Cholesteatoma is a non-neoplastic but potentially aggressive lesion characterized by the presence of keratin-producing squamous epithelium in the middle ear space or mastoid . Regardless of its origin, cholesteatoma is histologically composed of keratinaceous debris in a concentric fashion surrounded by keratinizing squamous epithelium that is also called matrix [7,8]. The underlining subepithelial inflammatory tissue (i.e., perimatrix) consists of mononuclear and multinucleated macrophages, lymphocytes, neutrophils, fibroblasts, and endothelial cells . Progressive bone erosion of the ossicles and surrounding bone is one of the hallmarks of cholesteatoma. By histology, a combination of keratinous material and stratified squamous epithelium is required to make a pathologic diagnosis of cholesteatoma. The presence of squamous epithelium in the middle ear (which is normally lined with glandular epithelium) is abnormal. Unlike the epidermis of the skin, the squamous epithelium does not contain adnexal structures or rete ridges .
The epithelial lining of the cholesteatoma is thinner than the dermis of the external auditory canal, missing adnexal structures, but owing all the features of the germinal layer. The subepithelial layer is 1-2 millimetres thick and is in direct contact with the underlying bone and is made of connective tissue in which fibroblasts can be found. Between the perimatrix and the bone inflammatory cells can be present.
It often remain unclear whether cholesteatomatous epithelium is normal tissue merely in the wrong place or pathologic tissue with qualitative changes. Cytokeratins (CK) are known as the intermediate filament proteins of epithelial origin and they comprise a family of at least 19 polypeptides. Pan-CK polyclonal antibody is normally express in all epithelial tissues. The pattern of CK expression is affected only, if at all, by neoplasia and some proliferative epidermal diseases including cholesteatoma [11,12]. The patterns of CK expression correlate well with the state of keratinocyte proliferation, migration, and differentiation. These patterns are known to be affected during the formation of cholesteatoma.
Our results do not show any epithelial inclusion inside the ossicles independently from the macroscopic aspect or growing aggressiveness of cholesteatoma. In addition there was not inflammatory cells infiltration in grade 1, but it was present in one incus (7.1%) of grade 2 and in five ossicles (50%) of grade 3. In ossicles of grade 3 it has been found up to four layers of epithelial cells on the surface of the ossicles. These observations (Stage III) are in agreement with other studies [1,2,13,14].

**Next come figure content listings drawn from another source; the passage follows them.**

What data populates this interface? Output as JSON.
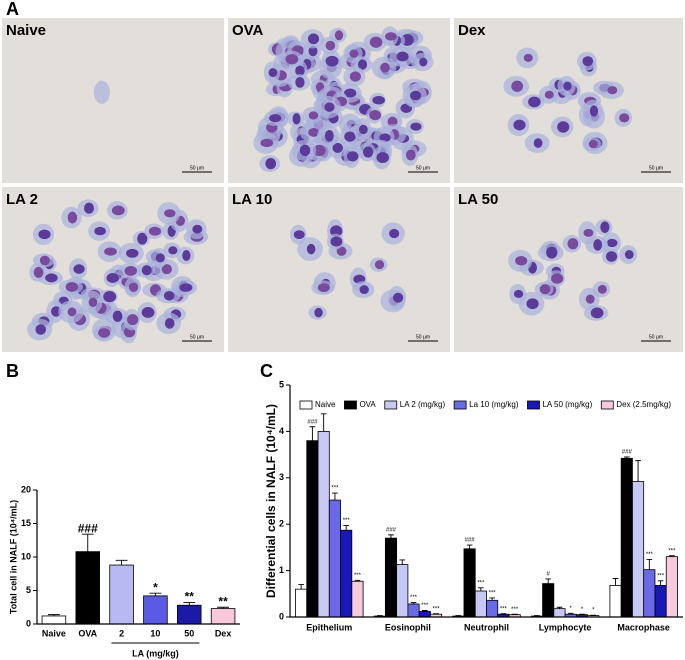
{
  "panel_labels": [
    "A",
    "B",
    "C"
  ],
  "images": [
    {
      "label": "Naive",
      "scale": "50 μm"
    },
    {
      "label": "OVA",
      "scale": "50 μm"
    },
    {
      "label": "Dex",
      "scale": "50 μm"
    },
    {
      "label": "LA 2",
      "scale": "50 μm"
    },
    {
      "label": "LA 10",
      "scale": "50 μm"
    },
    {
      "label": "LA 50",
      "scale": "50 μm"
    }
  ],
  "chart_data": [
    {
      "type": "bar",
      "ylabel": "Total cell in NALF (10⁴/mL)",
      "xlabel": "LA (mg/kg)",
      "categories": [
        "Naive",
        "OVA",
        "2",
        "10",
        "50",
        "Dex"
      ],
      "values": [
        1.2,
        10.8,
        8.8,
        4.2,
        2.8,
        2.3
      ],
      "errors": [
        0.2,
        2.6,
        0.7,
        0.4,
        0.4,
        0.2
      ],
      "colors": [
        "#ffffff",
        "#000000",
        "#b8b8f2",
        "#5a5ae2",
        "#1a1aa6",
        "#f8c8da"
      ],
      "annotations": [
        null,
        "###",
        null,
        "*",
        "**",
        "**"
      ],
      "ylim": [
        0,
        20
      ],
      "yticks": [
        0,
        5,
        10,
        15,
        20
      ]
    },
    {
      "type": "grouped_bar",
      "ylabel": "Differential cells in NALF (10⁴/mL)",
      "categories": [
        "Epithelium",
        "Eosinophil",
        "Neutrophil",
        "Lymphocyte",
        "Macrophase"
      ],
      "series": [
        {
          "name": "Naive",
          "color": "#ffffff",
          "values": [
            0.6,
            0.02,
            0.02,
            0.02,
            0.68
          ],
          "errors": [
            0.1,
            0.01,
            0.01,
            0.01,
            0.15
          ],
          "annotations": [
            null,
            null,
            null,
            null,
            null
          ]
        },
        {
          "name": "OVA",
          "color": "#000000",
          "values": [
            3.8,
            1.7,
            1.47,
            0.72,
            3.42
          ],
          "errors": [
            0.3,
            0.07,
            0.08,
            0.1,
            0.03
          ],
          "annotations": [
            "###",
            "###",
            "###",
            "#",
            "###"
          ]
        },
        {
          "name": "LA 2 (mg/kg)",
          "color": "#c8c8f4",
          "values": [
            4.0,
            1.13,
            0.56,
            0.18,
            2.92
          ],
          "errors": [
            0.38,
            0.1,
            0.07,
            0.03,
            0.45
          ],
          "annotations": [
            null,
            null,
            "***",
            null,
            null
          ]
        },
        {
          "name": "La 10 (mg/kg)",
          "color": "#6a6ae6",
          "values": [
            2.52,
            0.28,
            0.36,
            0.06,
            1.02
          ],
          "errors": [
            0.15,
            0.03,
            0.05,
            0.02,
            0.22
          ],
          "annotations": [
            "***",
            "***",
            "***",
            "*",
            "***"
          ]
        },
        {
          "name": "LA 50 (mg/kg)",
          "color": "#1818b8",
          "values": [
            1.87,
            0.12,
            0.06,
            0.05,
            0.68
          ],
          "errors": [
            0.1,
            0.02,
            0.01,
            0.01,
            0.1
          ],
          "annotations": [
            "***",
            "***",
            "***",
            "*",
            "***"
          ]
        },
        {
          "name": "Dex (2.5mg/kg)",
          "color": "#f8c8dc",
          "values": [
            0.77,
            0.06,
            0.05,
            0.03,
            1.3
          ],
          "errors": [
            0.02,
            0.01,
            0.01,
            0.01,
            0.02
          ],
          "annotations": [
            "***",
            "***",
            "***",
            "*",
            "***"
          ]
        }
      ],
      "legend": "top-left",
      "ylim": [
        0,
        5
      ],
      "yticks": [
        0,
        1,
        2,
        3,
        4,
        5
      ]
    }
  ]
}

The use of autologous ossicular remnants is considered one option in reconstruction following the eradication of cholesteatoma. However, the risk of residual cholesteatoma on the ossicular remnants may jeopardize the whole operation and predispose to recurrence and further operations. The results of the present study reject the hypothesis that epithelial inclusions into the ossicles could cause cholesteatoma recurrences, but strongly suggest to perform safe cleaning procedure as drilling, stripping or autoclaving of ossicular remnants to make them usable in ossicular chain reconstruction in patient with partially or not encapsulated cholesteatoma. We think that drilling would be better for the autograft ossiculoplasty because it allows to clean up the surface of the ossicle and at the same time it removes the inflammatory cells infiltration.